La messe est semble-t-il dite pour le gouvernement. Il campe solidement sur sa position. Vis-à-vis, il y a deux mastodontes, en l’occurrence deux syndicats regroupant des centaines d’affiliés qui estiment que leurs revendications sont justifiées, preuves à l’appui. Depuis ces derniers jours, c’est à coups de déclarations publiques que les deux camps s’envoient des messages plus que décodés et sans ambiguïtés.
D’un côté, il y a les propriétaires des autobus individuels qui maintiennent que leurs revendications sont plus que justifiables et, dans le même secteur, un autre syndicat estime que c’est inadmissible.
Ce qui nous intéresse aussi, est la position des boulangers. Le ministre Ashit Gungah leur a rappelé les subsides sur la farine et la baisse récente lors du dernier Budget de ce même produit de base. Mais, les boulangers n’en ont cure et persistent et signent, documents à l’appui. Augmentation ou la clé sous le paillasson.

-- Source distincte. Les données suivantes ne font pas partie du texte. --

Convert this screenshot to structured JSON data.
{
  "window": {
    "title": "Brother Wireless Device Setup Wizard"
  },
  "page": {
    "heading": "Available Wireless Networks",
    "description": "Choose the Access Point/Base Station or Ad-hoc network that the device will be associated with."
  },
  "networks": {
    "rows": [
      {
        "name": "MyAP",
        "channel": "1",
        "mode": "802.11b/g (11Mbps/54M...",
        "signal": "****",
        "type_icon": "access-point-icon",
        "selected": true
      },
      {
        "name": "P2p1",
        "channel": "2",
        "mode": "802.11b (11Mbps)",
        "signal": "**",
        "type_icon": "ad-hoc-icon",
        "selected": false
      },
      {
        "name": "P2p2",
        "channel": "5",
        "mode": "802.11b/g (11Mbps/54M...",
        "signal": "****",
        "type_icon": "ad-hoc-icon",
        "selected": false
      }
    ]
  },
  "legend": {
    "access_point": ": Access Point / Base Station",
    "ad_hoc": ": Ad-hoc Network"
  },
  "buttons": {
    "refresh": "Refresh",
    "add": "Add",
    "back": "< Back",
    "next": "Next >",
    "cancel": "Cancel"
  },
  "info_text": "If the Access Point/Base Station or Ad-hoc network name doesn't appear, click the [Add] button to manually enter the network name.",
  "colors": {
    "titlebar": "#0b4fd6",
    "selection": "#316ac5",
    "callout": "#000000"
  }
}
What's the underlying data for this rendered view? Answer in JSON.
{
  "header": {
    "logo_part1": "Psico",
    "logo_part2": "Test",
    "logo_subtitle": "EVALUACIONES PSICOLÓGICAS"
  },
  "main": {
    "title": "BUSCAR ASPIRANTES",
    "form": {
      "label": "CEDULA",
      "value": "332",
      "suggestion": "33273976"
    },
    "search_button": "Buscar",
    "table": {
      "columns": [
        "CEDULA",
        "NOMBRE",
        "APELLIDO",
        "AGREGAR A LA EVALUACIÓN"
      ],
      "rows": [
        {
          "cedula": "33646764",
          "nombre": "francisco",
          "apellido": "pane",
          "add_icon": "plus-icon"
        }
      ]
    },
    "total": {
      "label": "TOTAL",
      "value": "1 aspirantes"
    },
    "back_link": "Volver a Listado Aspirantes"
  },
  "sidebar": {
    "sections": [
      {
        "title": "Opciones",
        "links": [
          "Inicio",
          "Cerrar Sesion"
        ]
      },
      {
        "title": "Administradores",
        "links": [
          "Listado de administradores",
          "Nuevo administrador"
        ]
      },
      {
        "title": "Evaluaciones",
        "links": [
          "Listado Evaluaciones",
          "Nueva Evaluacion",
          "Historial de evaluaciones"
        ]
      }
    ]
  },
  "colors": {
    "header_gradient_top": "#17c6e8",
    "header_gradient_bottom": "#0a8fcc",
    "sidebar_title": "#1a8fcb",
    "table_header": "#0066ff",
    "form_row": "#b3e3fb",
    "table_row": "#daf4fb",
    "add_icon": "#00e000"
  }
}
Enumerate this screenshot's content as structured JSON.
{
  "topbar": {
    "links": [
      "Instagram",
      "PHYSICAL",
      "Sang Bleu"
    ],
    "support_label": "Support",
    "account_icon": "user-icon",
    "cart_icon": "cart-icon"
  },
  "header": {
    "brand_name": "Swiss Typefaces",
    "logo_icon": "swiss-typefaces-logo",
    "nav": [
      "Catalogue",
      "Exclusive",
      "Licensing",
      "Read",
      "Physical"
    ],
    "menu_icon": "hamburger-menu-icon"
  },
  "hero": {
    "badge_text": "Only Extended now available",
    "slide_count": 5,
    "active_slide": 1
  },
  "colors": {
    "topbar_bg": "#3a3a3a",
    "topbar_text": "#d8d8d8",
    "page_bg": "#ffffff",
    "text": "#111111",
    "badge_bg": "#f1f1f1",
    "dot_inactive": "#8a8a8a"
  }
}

Selon Naser Mahoby, les temps sont durs depuis ces dernières années. Les boulangers broient du noir, selon lui. Le président de l’association des boulangers explique que, si le temps du « pain noir » est presque révolu, c’est que l’effort vient de ce métier vieux comme le monde : « On reproche aux boulangers de réclamer une augmentation. Ce n’est pas de gaieté de cœur que nous le faisons, car nous sommes conscients que les petites gens comptent sur les pains quotidiens que nous fabriquons et les payer quelques sous en plus pourrait leur être difficile, mais nos frais n’ont cessé de gonfler ces dernières années et la dernière augmentation relève à plusieurs années ».
La baguette à Rs 40 ?
Pour lui, le mémoire que l’association compte déposer au ministère du Commerce comprend dans les moindres détails les coûts et les revenus des boulangers : « Un sachet de farine de 50 kilos produit 600 pains maison et la plupart en produit une moyenne de 30 000 par jour, ce n’est rien comparativement aux dépenses encourues ».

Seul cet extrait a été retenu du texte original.